More than 1000 people were present, including many young people and women. The speeches were interspersed with slogans chanted in Arabic (although it was unfortunate that only three women spoke). The activists in the room displayed their determination to sweep away the capitalist system and to found a new world order in the service of the peoples.

Tributes were paid to different leaders, revolutionaries or progressive activists. A film tribute to Chokri Belaïd was shown. Chokri remains a very popular figure of the Tunisian revolution, a source of inspiration for many. Later another short film paid tribute to Hugo Chavez. For more than three hours, speakers hailed the Tunisian revolution and more broadly the Arab spring which overthrew the dictatorships of Ben Ali and Mubarak. At this historic turning point, it is necessary to add an international dimension. The Tunisian revolution is, for several generations, the concrete demonstration that revolution is far from being a rhetorical formula and the people can take their destiny in hand. The public meeting ended with a vibrant intervention from the spokesperson of the Popular Front, Hamma Hammami, who has developed a position on the debt aligned with that of the CADTM.

As stressed by the preamble to the declaration of this meeting, the fall of Ben Ali “allowed the disarming of the local neoliberal capitalist order without however overthrowing it. The social regime, which is the historic product of foreign domination and more recently of world neoliberal capitalist restructuring, is still there. But the revolutionary crisis opened up by the insurrection remains active. The victory of the social and democratic revolution remains possible in Tunisia”.

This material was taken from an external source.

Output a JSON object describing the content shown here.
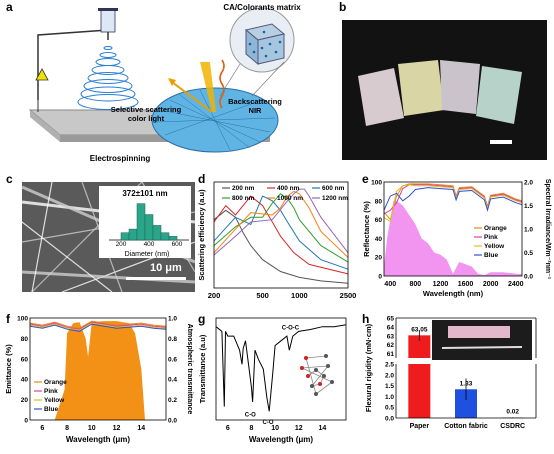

n this context, it is necessary to get rid of the debt which remains a central tool of the domination and oppression of the peoples. An instrument for the transfer of wealth and political domination, this question was at the heart of the debate. The participants affirmed the deed for freedom from the diktat of the creditors and the international financial institutions, the IMF and World Bank in particular. Several speakers cited the examples of Argentina, Ecuador or Iceland to show that it is possible to disobey the creditors so as to follow policies in favour of the population. The audit of the public debt was also posed as one of the possible strategies to identify and cancel illegitimate and odious debt, while the importance of mobilisation on this question was stressed.

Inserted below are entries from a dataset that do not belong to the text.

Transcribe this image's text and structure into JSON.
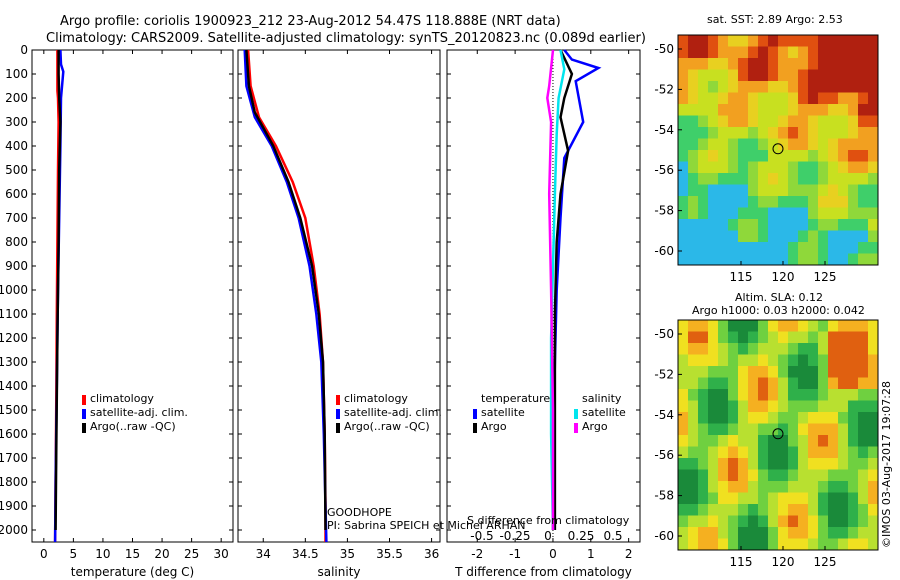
{
  "header": {
    "title_line1": "Argo profile: coriolis 1900923_212 23-Aug-2012 54.47S 118.888E (NRT data)",
    "title_line2": "Climatology: CARS2009. Satellite-adjusted climatology: synTS_20120823.nc (0.089d earlier)"
  },
  "maps": {
    "sst_title": "sat. SST: 2.89 Argo: 2.53",
    "sla_title1": "Altim. SLA: 0.12",
    "sla_title2": "Argo h1000: 0.03 h2000: 0.042",
    "credit": "©IMOS 03-Aug-2017 19:07:28",
    "lat_ticks": [
      "-50",
      "-52",
      "-54",
      "-56",
      "-58",
      "-60"
    ],
    "lon_ticks": [
      "115",
      "120",
      "125"
    ],
    "float_lat": -54.47,
    "float_lon": 118.888
  },
  "annotations": {
    "project": "GOODHOPE",
    "pi": "PI: Sabrina SPEICH et Michel ARHAN",
    "sdiff_label": "S difference from climatology",
    "sdiff_ticks": [
      "-0.5",
      "-0.25",
      "0",
      "0.25",
      "0.5"
    ]
  },
  "legend": {
    "climatology": "climatology",
    "satellite": "satellite-adj. clim.",
    "argo": "Argo(..raw -QC)",
    "temperature_head": "temperature",
    "salinity_head": "salinity",
    "sat_short": "satellite",
    "argo_short": "Argo"
  },
  "colors": {
    "climatology": "#ff0000",
    "satellite": "#0000ff",
    "argo": "#000000",
    "sal_satellite": "#00e5ee",
    "sal_argo": "#ff00ff"
  },
  "chart_data": [
    {
      "type": "line",
      "xlabel": "temperature (deg C)",
      "ylabel": "",
      "xlim": [
        -2,
        32
      ],
      "ylim": [
        2050,
        0
      ],
      "x_ticks": [
        "0",
        "5",
        "10",
        "15",
        "20",
        "25",
        "30"
      ],
      "y_ticks": [
        "0",
        "100",
        "200",
        "300",
        "400",
        "500",
        "600",
        "700",
        "800",
        "900",
        "1000",
        "1100",
        "1200",
        "1300",
        "1400",
        "1500",
        "1600",
        "1700",
        "1800",
        "1900",
        "2000"
      ],
      "series": [
        {
          "name": "climatology",
          "color": "#ff0000",
          "x": [
            2.3,
            2.3,
            2.4,
            2.5,
            2.4,
            2.3,
            2.2,
            2.1,
            2.0,
            1.9
          ],
          "y": [
            0,
            170,
            200,
            300,
            500,
            800,
            1100,
            1500,
            1800,
            2050
          ]
        },
        {
          "name": "satellite-adj. clim.",
          "color": "#0000ff",
          "x": [
            2.8,
            2.9,
            3.3,
            2.9,
            2.8,
            2.6,
            2.4,
            2.2,
            2.0,
            1.9
          ],
          "y": [
            0,
            60,
            90,
            200,
            400,
            700,
            1000,
            1400,
            1800,
            2050
          ]
        },
        {
          "name": "Argo(..raw -QC)",
          "color": "#000000",
          "x": [
            2.5,
            2.5,
            2.6,
            2.8,
            2.6,
            2.5,
            2.3,
            2.1,
            2.0
          ],
          "y": [
            0,
            100,
            200,
            300,
            500,
            800,
            1200,
            1700,
            2000
          ]
        }
      ]
    },
    {
      "type": "line",
      "xlabel": "salinity",
      "xlim": [
        33.7,
        36.1
      ],
      "ylim": [
        2050,
        0
      ],
      "x_ticks": [
        "34",
        "34.5",
        "35",
        "35.5",
        "36"
      ],
      "series": [
        {
          "name": "climatology",
          "color": "#ff0000",
          "x": [
            33.82,
            33.85,
            33.95,
            34.15,
            34.35,
            34.5,
            34.6,
            34.67,
            34.71,
            34.73,
            34.74,
            34.74
          ],
          "y": [
            0,
            150,
            280,
            400,
            550,
            700,
            900,
            1100,
            1300,
            1600,
            1900,
            2050
          ]
        },
        {
          "name": "satellite-adj. clim.",
          "color": "#0000ff",
          "x": [
            33.78,
            33.8,
            33.9,
            34.1,
            34.28,
            34.42,
            34.55,
            34.63,
            34.69,
            34.72,
            34.74,
            34.75
          ],
          "y": [
            0,
            150,
            280,
            400,
            550,
            700,
            900,
            1100,
            1300,
            1600,
            1900,
            2050
          ]
        },
        {
          "name": "Argo(..raw -QC)",
          "color": "#000000",
          "x": [
            33.8,
            33.83,
            33.9,
            34.12,
            34.3,
            34.44,
            34.58,
            34.66,
            34.71,
            34.73,
            34.74
          ],
          "y": [
            0,
            150,
            260,
            400,
            550,
            700,
            900,
            1100,
            1300,
            1600,
            2000
          ]
        }
      ]
    },
    {
      "type": "line",
      "xlabel": "T difference from climatology",
      "xlim": [
        -2.8,
        2.3
      ],
      "ylim": [
        2050,
        0
      ],
      "x_ticks": [
        "-2",
        "-1",
        "0",
        "1",
        "2"
      ],
      "series": [
        {
          "name": "satellite (temperature)",
          "color": "#0000ff",
          "x": [
            0.3,
            0.5,
            1.2,
            0.6,
            0.8,
            0.3,
            0.2,
            0.1,
            0.05,
            0.0,
            0.0
          ],
          "y": [
            0,
            40,
            75,
            130,
            300,
            450,
            700,
            1000,
            1300,
            1700,
            2000
          ]
        },
        {
          "name": "Argo (temperature)",
          "color": "#000000",
          "x": [
            0.2,
            0.5,
            0.3,
            0.2,
            0.4,
            0.2,
            0.1,
            0.05,
            0.05,
            0.05
          ],
          "y": [
            0,
            100,
            200,
            280,
            420,
            600,
            800,
            1100,
            1500,
            2000
          ]
        },
        {
          "name": "satellite (salinity)",
          "color": "#00e5ee",
          "x": [
            0.2,
            0.3,
            0.15,
            0.1,
            0.05,
            0.0,
            -0.05,
            -0.05,
            0.0
          ],
          "y": [
            0,
            80,
            200,
            350,
            600,
            900,
            1200,
            1600,
            2000
          ]
        },
        {
          "name": "Argo (salinity)",
          "color": "#ff00ff",
          "x": [
            0.0,
            -0.1,
            -0.15,
            -0.05,
            -0.1,
            -0.05,
            0.0,
            0.0
          ],
          "y": [
            0,
            150,
            200,
            300,
            600,
            1000,
            1500,
            2000
          ]
        }
      ]
    }
  ]
}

It is the first time that a common front has emerged, and it is undoubtedly a historic advance in the struggle against the debt. This meeting echoed the call launched in 1987 in Addis Ababa by president Thomas Sankara, and concretised 26 years later by the creation of a common front against the debt: “the debt cannot be repaid because if we do not pay, the financiers will not die, be sure of it. On the contrary if we pay, it is us, who will die, we are equally sure of it”. The parties who met in Tunis decided to set up a monitoring committee and meet again in Spain in 2013 or 2014.